The six Specialized Commissions (Socio-economics, Participation and Associative Promotion, Integral Education, Rights and Equal Opportunities, External Relations and Institutional Development and International Relations) are responsible for preparing the documents and proposals for concrete actions that serve as the basis for the decisions of the Council.

The CJE is an autonomous agency attached to the Ministry of Social Rights and 2030, and depends on the Spanish Youth Institute. Last year the agreement signed between the two organisations was for one million Euros in favour of the CJE.


Higher education student union(s)

In Spain the existence of student unions is not regarded by law as separate from that of other type of associations, which is the reason why its juridical situation is similar to any other union ororganisation that acts in defence of certain collective interests.
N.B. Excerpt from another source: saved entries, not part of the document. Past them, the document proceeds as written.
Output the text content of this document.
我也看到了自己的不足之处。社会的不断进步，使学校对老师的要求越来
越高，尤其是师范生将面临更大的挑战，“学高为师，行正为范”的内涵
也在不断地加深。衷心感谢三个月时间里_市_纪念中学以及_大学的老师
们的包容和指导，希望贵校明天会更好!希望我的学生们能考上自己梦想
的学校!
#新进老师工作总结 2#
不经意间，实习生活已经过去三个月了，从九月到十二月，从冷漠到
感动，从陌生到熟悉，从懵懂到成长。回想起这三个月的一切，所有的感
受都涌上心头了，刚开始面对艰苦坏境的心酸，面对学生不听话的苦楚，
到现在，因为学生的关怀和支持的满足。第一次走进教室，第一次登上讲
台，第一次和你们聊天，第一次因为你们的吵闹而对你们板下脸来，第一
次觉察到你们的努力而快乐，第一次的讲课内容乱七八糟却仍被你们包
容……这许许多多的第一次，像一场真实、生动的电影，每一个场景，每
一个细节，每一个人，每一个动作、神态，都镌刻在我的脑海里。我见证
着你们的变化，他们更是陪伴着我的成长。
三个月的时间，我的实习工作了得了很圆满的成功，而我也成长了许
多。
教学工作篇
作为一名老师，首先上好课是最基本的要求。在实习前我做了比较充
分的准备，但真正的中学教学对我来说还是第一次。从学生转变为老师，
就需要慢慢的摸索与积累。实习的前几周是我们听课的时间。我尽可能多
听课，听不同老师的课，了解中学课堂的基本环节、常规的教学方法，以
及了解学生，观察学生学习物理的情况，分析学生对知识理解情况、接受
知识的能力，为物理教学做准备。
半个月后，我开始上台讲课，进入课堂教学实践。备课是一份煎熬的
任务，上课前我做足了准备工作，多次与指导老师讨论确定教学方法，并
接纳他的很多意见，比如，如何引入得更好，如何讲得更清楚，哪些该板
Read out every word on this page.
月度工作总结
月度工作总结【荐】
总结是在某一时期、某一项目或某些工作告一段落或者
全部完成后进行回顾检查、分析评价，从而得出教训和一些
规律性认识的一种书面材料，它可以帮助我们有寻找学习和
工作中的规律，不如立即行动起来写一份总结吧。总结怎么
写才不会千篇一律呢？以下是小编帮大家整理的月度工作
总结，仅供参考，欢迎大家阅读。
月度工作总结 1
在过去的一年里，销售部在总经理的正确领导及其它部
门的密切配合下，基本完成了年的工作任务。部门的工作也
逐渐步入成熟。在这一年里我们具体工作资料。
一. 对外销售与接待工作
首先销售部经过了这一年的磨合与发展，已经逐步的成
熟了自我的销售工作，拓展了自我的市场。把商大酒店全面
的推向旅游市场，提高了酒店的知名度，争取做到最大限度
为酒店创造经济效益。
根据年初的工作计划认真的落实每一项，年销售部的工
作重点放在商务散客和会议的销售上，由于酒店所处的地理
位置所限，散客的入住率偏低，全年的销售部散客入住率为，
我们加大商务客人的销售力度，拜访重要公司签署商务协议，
However, there are various dedicated associations that are responsible for student representation and organization.

The Coordinator of Representatives of Students of Public Universities (Coordinadora de Representantes de Estudiantes de Universidades Públicas, CREUP), is the main association of this type. It brings together 36 student organizations representing public universities. Through its members, it represents more than 1,000,000 students, constituting a forum for discussion between representatives. The main regulation on which it bases its activities is the Statute of the University Student (Estatuto del Estudiante Universitario).

The Coordinator of Representatives works for the defence of the rights of university students, promoting their participation in decision-making, as well as being the main link between students and academic decision-making bodies such as the Conference of Rectors of Spanish Universities (Conferencia de Rectores de Universidades Españolas, CRUE), the Universia Foundation (Fundación Universia) or the Ministry of Universities (Ministerio de Universidades)

The funding of student organizations is carried out through different types of public aid granted by the different administrations in all the territorial areas.


School student union(s)

The Student Union (Sindicato de Estudiantes) is the student organization in charge of the representation and defence of students of secondary education, baccalaureate, professional training and university; both public and private or concerted centres. Founded in 1986, it maintains a representation in the School Council of the State (Consejo Escolar del Estado) with four out of eight student delegates.

Its legal situation is completely informal, since a student union is not regulated. However, this organization bases its existence on the modification made by the First Final Provision in the Organic Law 2/2006, of May 3, on Education (Ley Orgánica 2/2006, de 3 de mayo, de Educación) ) and the article 7 of the Organic Law 8/1985 (Ley Orgánica 8/1985), which established the freedom of associations as a students’ right. It has a State Executive Commission and various local structures. Their demands are centred on improving the quality of public education, recognizing the right to strike of middle school students, defending the secularity of education and abolishing university entrance examinations.

As in the case of university student organizations, financing is made through different types of public aid.


Other bodies

There are no other organisations that can be highlighted because of their limited capacity to act and support citizens.